If Rabble Comes can Rousers be Far Behind?
I had a how's-that-again moment on Christmas Day as I was reading a New York Times story by Ken Belson and Eric Lichtblau about the short-lived presidential pardon of Isaac Toussie:
Neighbors say the elder Mr. Toussie built the fence a decade ago to keep rabble-rousers away from the shoreline promenade on the Rockaway Inlet that abuts his family’s waterfront homes, including one where Isaac lives. While Mr. Toussie’s fence, which has No Trespassing signs in English and Russian, has largely kept the derelicts at bay, it has also alienated neighbors who might otherwise have little bad to say about him.

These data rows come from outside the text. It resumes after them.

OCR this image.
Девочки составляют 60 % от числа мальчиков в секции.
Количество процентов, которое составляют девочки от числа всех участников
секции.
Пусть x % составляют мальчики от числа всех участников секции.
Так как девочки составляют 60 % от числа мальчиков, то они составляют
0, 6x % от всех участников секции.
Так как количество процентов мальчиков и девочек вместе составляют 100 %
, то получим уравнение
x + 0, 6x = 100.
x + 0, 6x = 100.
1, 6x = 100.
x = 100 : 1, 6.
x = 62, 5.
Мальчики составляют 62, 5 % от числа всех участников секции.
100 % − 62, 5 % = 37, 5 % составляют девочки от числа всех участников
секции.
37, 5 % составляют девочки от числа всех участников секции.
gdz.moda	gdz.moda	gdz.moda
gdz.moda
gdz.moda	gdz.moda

After a double-take, I conjectured that rabble-rouser here must have been a thinko for rabble — I mean, they're talking about keeping derelicts at bay, not communist agitators. And I can see how the rouser might follow as a kind of unconscious reflex, since the two words are so closely associated. In Nexis's US Papers and Wires, better than 80 percent (421/524) of the instances of rabble over the last six months occurred in forms like rabble-rouser or rabblerouser, rabble-rousing, etc. And two-thirds (215/316) of the occurrences of rouser are preceded by rabble (actually it's more like 90 percent if you exclude the uses of Rouser as a proper name). Given the mutual priming here, it wouldn't be surprising that rabble should evoke rouser even when that wasn't the intended meaning. But it turns out that I'm behind the curve on this one.